Sur les ailes du monde, Audubon se penche sur la vie de Jean-Jacques Audubon, ornithologiste enflammé et obstiné qui s’est lancé dans une entreprise titanesque : répertorier et dessiner tous les oiseaux d’Amérique. Mais parmi ses détracteurs, les éditeurs scientifiques qui trouvent ses dessins trop artistiques et pas assez académiques.
Moi qui ne connaissais Audubon que de nom (amusant que ce Français soit bien plus célèbre aux Etats-Unis que dans son pays d’origine), j’ai découvert un passionné. Un pur et dur. Un homme habité. Cette BD, bien qu’elle mêle la réalité et la fiction, m’a donné envie d’en apprendre davantage, de découvrir plus en avant la vie de cet explorateur un peu fou.

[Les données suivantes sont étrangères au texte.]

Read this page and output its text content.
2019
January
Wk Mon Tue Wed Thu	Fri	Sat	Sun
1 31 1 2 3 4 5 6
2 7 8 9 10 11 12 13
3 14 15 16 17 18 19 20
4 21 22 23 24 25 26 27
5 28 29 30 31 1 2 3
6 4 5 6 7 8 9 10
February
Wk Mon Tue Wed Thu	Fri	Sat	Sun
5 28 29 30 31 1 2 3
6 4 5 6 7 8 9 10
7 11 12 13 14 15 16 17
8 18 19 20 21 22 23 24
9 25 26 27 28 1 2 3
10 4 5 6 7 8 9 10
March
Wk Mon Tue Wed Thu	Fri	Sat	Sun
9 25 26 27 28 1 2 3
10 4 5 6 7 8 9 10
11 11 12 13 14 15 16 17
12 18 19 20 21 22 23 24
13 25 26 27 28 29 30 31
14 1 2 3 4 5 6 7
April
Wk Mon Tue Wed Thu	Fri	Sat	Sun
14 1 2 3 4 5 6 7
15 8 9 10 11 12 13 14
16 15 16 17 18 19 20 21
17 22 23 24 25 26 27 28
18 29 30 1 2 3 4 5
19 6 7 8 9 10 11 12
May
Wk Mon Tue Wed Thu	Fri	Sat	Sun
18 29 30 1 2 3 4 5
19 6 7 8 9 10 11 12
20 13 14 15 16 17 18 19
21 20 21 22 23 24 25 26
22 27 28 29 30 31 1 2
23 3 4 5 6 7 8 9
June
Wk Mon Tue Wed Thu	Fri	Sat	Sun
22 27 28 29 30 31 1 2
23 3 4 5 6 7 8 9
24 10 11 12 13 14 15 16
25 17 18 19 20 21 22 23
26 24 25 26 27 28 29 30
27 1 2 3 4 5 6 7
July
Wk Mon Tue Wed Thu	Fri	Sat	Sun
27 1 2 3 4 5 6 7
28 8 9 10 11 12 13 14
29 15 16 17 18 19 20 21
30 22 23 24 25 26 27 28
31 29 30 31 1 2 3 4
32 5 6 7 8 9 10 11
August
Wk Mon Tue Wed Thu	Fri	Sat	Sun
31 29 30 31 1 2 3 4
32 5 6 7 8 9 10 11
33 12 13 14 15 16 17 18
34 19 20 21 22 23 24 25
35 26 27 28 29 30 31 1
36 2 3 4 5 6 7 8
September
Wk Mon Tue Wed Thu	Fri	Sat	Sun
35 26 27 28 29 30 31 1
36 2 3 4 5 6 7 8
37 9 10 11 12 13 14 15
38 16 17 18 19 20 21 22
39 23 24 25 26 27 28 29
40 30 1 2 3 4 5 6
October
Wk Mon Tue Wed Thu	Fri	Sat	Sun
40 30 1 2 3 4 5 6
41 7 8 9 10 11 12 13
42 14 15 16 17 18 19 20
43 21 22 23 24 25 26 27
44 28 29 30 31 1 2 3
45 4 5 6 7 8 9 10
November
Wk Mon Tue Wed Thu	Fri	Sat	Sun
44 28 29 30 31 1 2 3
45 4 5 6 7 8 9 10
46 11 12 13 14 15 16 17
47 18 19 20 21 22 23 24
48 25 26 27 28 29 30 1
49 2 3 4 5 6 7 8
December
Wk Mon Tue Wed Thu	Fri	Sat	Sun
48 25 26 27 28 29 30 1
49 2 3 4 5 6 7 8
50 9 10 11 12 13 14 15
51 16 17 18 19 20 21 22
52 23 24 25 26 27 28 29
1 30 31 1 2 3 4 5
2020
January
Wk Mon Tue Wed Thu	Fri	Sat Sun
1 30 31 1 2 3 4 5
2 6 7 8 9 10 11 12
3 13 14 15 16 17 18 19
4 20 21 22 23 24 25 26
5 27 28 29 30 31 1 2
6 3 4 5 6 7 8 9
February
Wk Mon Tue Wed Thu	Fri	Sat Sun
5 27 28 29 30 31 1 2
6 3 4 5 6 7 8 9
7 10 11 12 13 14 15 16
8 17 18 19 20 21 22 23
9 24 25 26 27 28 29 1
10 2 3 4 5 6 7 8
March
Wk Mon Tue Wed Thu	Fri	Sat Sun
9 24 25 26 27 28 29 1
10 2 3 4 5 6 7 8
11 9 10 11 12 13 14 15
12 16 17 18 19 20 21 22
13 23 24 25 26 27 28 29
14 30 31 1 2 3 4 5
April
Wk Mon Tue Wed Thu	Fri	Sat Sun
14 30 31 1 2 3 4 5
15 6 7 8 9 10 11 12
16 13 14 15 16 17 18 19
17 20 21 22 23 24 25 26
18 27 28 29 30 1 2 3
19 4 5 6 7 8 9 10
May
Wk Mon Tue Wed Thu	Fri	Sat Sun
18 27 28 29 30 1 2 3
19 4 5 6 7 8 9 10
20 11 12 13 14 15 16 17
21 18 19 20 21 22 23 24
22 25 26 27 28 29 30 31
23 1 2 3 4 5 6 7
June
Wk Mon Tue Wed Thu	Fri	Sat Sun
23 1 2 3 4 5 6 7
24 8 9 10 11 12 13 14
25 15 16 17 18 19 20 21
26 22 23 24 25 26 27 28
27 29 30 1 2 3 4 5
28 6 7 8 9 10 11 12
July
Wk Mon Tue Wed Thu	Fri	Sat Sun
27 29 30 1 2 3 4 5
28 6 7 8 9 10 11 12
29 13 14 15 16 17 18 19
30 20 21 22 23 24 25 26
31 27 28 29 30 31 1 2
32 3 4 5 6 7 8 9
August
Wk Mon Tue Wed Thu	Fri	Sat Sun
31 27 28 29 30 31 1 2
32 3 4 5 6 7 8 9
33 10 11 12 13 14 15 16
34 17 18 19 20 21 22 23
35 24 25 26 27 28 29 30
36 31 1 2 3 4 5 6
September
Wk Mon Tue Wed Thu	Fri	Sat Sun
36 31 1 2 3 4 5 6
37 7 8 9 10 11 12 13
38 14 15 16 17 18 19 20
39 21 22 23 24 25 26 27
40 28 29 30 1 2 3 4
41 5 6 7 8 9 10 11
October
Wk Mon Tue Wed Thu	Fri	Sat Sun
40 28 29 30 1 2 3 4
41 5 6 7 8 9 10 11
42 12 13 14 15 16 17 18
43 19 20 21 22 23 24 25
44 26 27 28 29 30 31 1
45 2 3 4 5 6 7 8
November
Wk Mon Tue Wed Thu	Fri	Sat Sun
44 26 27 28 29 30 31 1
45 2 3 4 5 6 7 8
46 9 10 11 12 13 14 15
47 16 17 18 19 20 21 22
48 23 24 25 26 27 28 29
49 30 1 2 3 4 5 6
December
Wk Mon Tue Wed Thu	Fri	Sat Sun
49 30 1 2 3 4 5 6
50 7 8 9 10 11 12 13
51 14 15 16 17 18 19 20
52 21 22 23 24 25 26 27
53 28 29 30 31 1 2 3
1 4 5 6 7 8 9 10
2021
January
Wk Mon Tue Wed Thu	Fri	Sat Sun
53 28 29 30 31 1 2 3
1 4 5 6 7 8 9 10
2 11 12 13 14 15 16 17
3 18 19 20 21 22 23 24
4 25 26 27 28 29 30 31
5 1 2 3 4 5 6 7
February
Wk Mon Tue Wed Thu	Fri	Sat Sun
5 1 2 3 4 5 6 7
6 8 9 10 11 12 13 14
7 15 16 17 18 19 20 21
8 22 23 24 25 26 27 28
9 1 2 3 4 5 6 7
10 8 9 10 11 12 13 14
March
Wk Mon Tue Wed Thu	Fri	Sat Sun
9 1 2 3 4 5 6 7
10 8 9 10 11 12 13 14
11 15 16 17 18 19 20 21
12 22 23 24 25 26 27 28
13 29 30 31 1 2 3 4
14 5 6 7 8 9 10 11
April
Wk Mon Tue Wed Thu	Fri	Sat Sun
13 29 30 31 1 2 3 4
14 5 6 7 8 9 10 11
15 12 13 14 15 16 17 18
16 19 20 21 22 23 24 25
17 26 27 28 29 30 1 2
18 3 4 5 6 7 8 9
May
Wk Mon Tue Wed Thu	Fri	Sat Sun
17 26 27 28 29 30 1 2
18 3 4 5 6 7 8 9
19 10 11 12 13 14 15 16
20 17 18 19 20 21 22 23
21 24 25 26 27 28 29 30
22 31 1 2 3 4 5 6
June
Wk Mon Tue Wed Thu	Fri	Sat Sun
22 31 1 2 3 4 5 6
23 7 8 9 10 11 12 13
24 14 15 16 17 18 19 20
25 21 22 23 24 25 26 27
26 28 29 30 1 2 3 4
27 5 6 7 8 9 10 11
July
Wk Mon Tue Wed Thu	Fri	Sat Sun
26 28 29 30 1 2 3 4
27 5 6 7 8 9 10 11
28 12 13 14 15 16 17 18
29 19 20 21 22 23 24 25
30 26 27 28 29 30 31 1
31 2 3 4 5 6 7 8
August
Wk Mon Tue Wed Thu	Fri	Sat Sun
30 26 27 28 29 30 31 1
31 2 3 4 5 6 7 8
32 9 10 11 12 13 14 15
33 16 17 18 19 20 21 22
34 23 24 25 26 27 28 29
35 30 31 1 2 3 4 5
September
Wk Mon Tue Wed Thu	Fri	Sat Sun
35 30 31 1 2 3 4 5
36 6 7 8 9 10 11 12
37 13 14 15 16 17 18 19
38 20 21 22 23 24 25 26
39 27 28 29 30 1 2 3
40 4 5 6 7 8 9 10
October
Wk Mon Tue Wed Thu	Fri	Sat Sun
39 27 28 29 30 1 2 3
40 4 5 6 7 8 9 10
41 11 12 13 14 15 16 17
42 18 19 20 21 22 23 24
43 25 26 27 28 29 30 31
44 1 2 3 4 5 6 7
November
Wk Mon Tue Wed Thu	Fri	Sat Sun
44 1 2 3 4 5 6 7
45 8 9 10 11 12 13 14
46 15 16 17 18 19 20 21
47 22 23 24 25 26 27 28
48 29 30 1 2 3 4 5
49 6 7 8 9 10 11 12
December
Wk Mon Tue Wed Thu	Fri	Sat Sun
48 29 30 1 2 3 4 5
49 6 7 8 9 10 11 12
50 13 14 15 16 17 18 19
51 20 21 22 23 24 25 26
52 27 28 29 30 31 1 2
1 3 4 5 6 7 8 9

Ce n’est pas une biographie complète, de sa naissance à sa mort. A partir des récits qu’Audubon a fait de ses aventures, les auteurs se sont surtout focalisés sur sa quête, même s’ils nous donnent à voir quelques retours au monde civilisé. A sa passion, Audubon consacra ses économie, sacrifia sa vie de famille (bien que ce soit sa femme qui, comprenant la première la force de l’appel de la nature, l’invita à prendre la route).
Evidemment, le personnage n’est pas sans côtés sombres, voire parfois choquants. A commencer par la manière dont il s’y prenait pour dessiner les oiseaux : les tuer (les massacrer parfois) – peu importe s’ils sont rares – et les empailler avant de les immortaliser sur le papier. A l’instar de la terrible scène de la chasse aux bisons, il s’agit là d’une attitude difficile à concevoir de la part d’un amoureux de la nature de nos jours. Mais il ne faut pas oublier qu’Audubon a vécu deux cents ans avant nous et que l’approche à la nature n’était alors pas la même.
Sur les ailes du monde, Audubon donne aussi à voir une Amérique qui change. Transition entre l’Amérique d’avant les colons et celle que l’on connaît. La nature est encore sauvage et omniprésente, mais ce n’est plus le monde vierge dans lequel les Amérindiens vivaient en totale harmonie avec elle. Les premières cicatrices infligées par les colons commencent à apparaître. Et une partie de la faune à s’éteindre.
Jérémie Royer m’a convaincue par ses dessins des oiseaux et de la nature. Magnifiques. On en prend plein les yeux avec ces créatures de toutes les couleurs et toutes les tailles possibles et imaginables. Grâce à ses illustrations, les animaux, la nature, le livre, tous respirent et vivent.
Certaines scènes sont magiques – celle de l’arbre aux hirondelles, celle, très onirique, du délire fiévreux… –, d’autres pleines d’émotions comme celle où sa femme l’invite à partir. On ressent la force de la passion d’Audubon en voyant son visage concentré, hypnotisé, lorsqu’il se retrouve face à une chouette qui lui rend son regard.
Un destin hors du commun, une passion dévorante, une balade poétique dans une Amérique qui n’est plus que fiction.
« Jean Rabin, Fougère, Laforêt, Jean-Jacques Audubon, John James Audubon, l’homme aux multiples noms, aux multiples vies. Une existence complexe et aventureuse, riche d’histoires réelles, mais pas encore suffisamment riche pour celui qui les a vécues : sans doute en inventa-t-il une partie, enjolivant, modifiant, quelquefois de bonne foi, des pans de son histoire personnelle, oubliant même qu’il le faisait et sans doute finissait-il par croire lui-même à ses propres mensonges.
L’histoire retient de lui un peintre ornithologique hors pair, un aventurier pionnier dans l’Amérique encore naissante, un écrivain et un des pères de l’écologie moderne américaine.
Notre histoire s’inspire de sa vie, mais surtout de ses récits, pour en faire, à notre tour, une histoire inventée qui, nous l’espérons, retranscrira davantage une personnalité qu’une vérité historique. »
(Avant-propos de Fabien Grolleau)
Sur les ailes du monde : Audubon, Fabien Grolleau (textes) et Jérémie Royer (dessin). Dargaud, 2016. 183 pages.